31 Jan 2008
If New Zealand wants more forests to be planted it must allow those who plants trees to benefit from the environmental services they provide to society.
NZ Forest Owners Association president Peter Berg said the State of the Environment report highlighted the increases in carbon and nitrogen emissions arising from the intensification of land use, along with the positive attributes of plantation forestry.
“However the area in plantation forestry is declining. As the report notes, this has implications for New Zealand’s greenhouse gas profile and may also affect flood management, soil nutrients and health, biodiversity and hill country erosion.
“None of this is news – it was covered in the Growing For Good report issued by the Parliamentary Commissioner for the Environment in 2004. The big issue is what government and regional councils plan to do with this information.
“Will they continue to use big sticks to try and force land owners to retain existing trees on inappropriate sites?

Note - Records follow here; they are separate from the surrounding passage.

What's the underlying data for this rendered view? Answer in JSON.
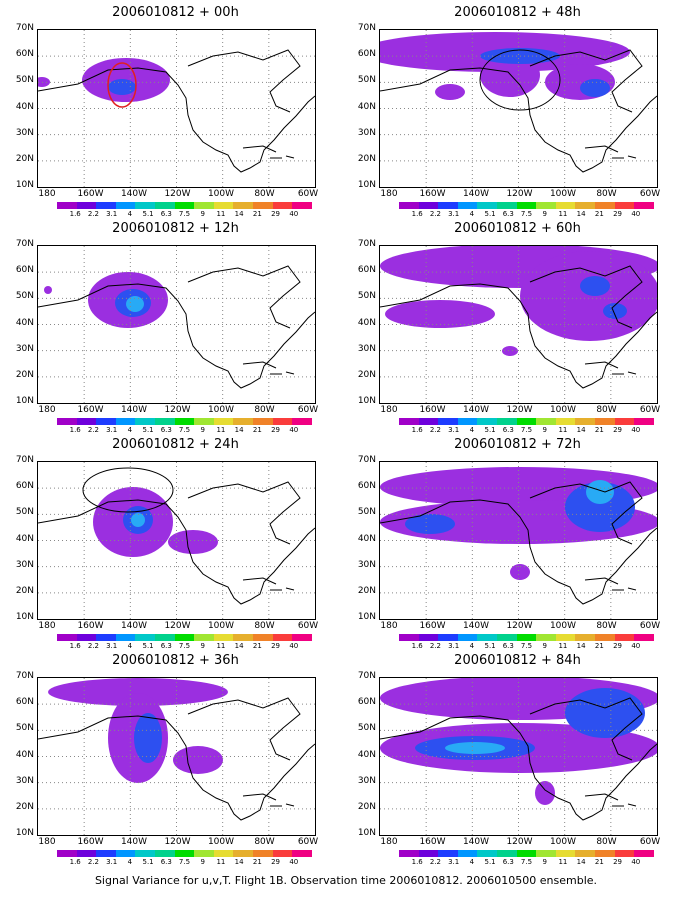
{
  "panels": [
    {
      "title": "2006010812 + 00h"
    },
    {
      "title": "2006010812 + 48h"
    },
    {
      "title": "2006010812 + 12h"
    },
    {
      "title": "2006010812 + 60h"
    },
    {
      "title": "2006010812 + 24h"
    },
    {
      "title": "2006010812 + 72h"
    },
    {
      "title": "2006010812 + 36h"
    },
    {
      "title": "2006010812 + 84h"
    }
  ],
  "axes": {
    "lat_labels": [
      "70N",
      "60N",
      "50N",
      "40N",
      "30N",
      "20N",
      "10N"
    ],
    "lon_labels": [
      "180",
      "160W",
      "140W",
      "120W",
      "100W",
      "80W",
      "60W"
    ]
  },
  "colorbar": {
    "labels": [
      "1.6",
      "2.2",
      "3.1",
      "4",
      "5.1",
      "6.3",
      "7.5",
      "9",
      "11",
      "14",
      "21",
      "29",
      "40"
    ],
    "colors": [
      "#a000c8",
      "#6e00dc",
      "#1e3cff",
      "#0096ff",
      "#00c8c8",
      "#00d28c",
      "#00dc00",
      "#a0e632",
      "#e6dc32",
      "#e6af2d",
      "#f08228",
      "#fa3c3c",
      "#f00082"
    ]
  },
  "footer": "Signal Variance for u,v,T. Flight 1B. Observation time 2006010812. 2006010500 ensemble."
}
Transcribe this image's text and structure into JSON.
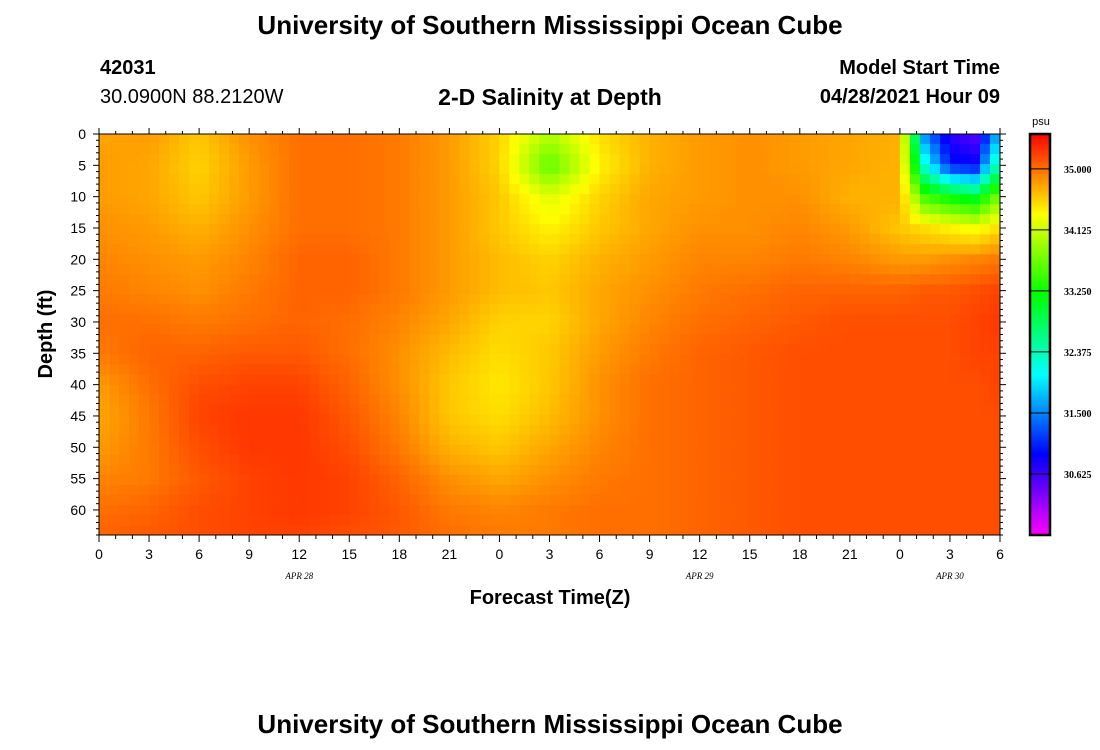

If they do, land owners will be very reluctant to plant new forests for fear that their future land management options will be taken away from them by regulators or parliament.”
Mr Berg says the report highlights how the Resource Management Act has been used very successfully to reduce pollution from factories and farm effluent ponds, because local bodies have applied the polluter-pays principle.
“In contrast, when it comes to land management – an area which environment secretary Hugh Logan identified, along with transport, as one of two major problem areas – excess carbon and nitrogen emissions have largely been dealt with by regulation.
“Forest owners have been forced to keep trees on inappropriate land to offset the carbon emissions of others. In the Taupo catchment, forest owners are locked into their existing land uses in perpetuity regardless of the economics of doing so.”
He says punitive policies like these lead to perverse outcomes, like the mass deforestation which has occurred in the last two years.
“Planted forests of both exotic and native trees have a huge potential to help improve the New Zealand environment, but they mustn’t be treated like public property. Otherwise no-one will plant trees.
“If emission rights were allocated fairly to all land users, we would see livestock, cropping and forestry gradually shifting to sites to which they were best suited. There would be more of a patchwork of land uses in the landscape, based on economics and good environmental practice.
“At present, many land-uses are the result of history and no longer make sense. Like pine forests on good dairying land and sheep grazing on erosion-prone hill country.”
Mr Berg says the NZ Forest Owners Association takes environmental issues seriously.
In conjunction with environmental groups it recently updated the 1990 Forest Accord to include Climate Change. It has also updated its Code of Environmental Practice, and has made compliance compulsory for members.
As well as applying the polluter-pays principles of the RMA to land use, Mr Berg says the forest industry is very supportive of national environmental policies based on objective standards.
“Land-use issues need to be dealt with consistently across the country, so that land owners everywhere know what their future responsibilities will be. This will provide certainty and enable land owners to adapt their management so that it meets society’s expectations.”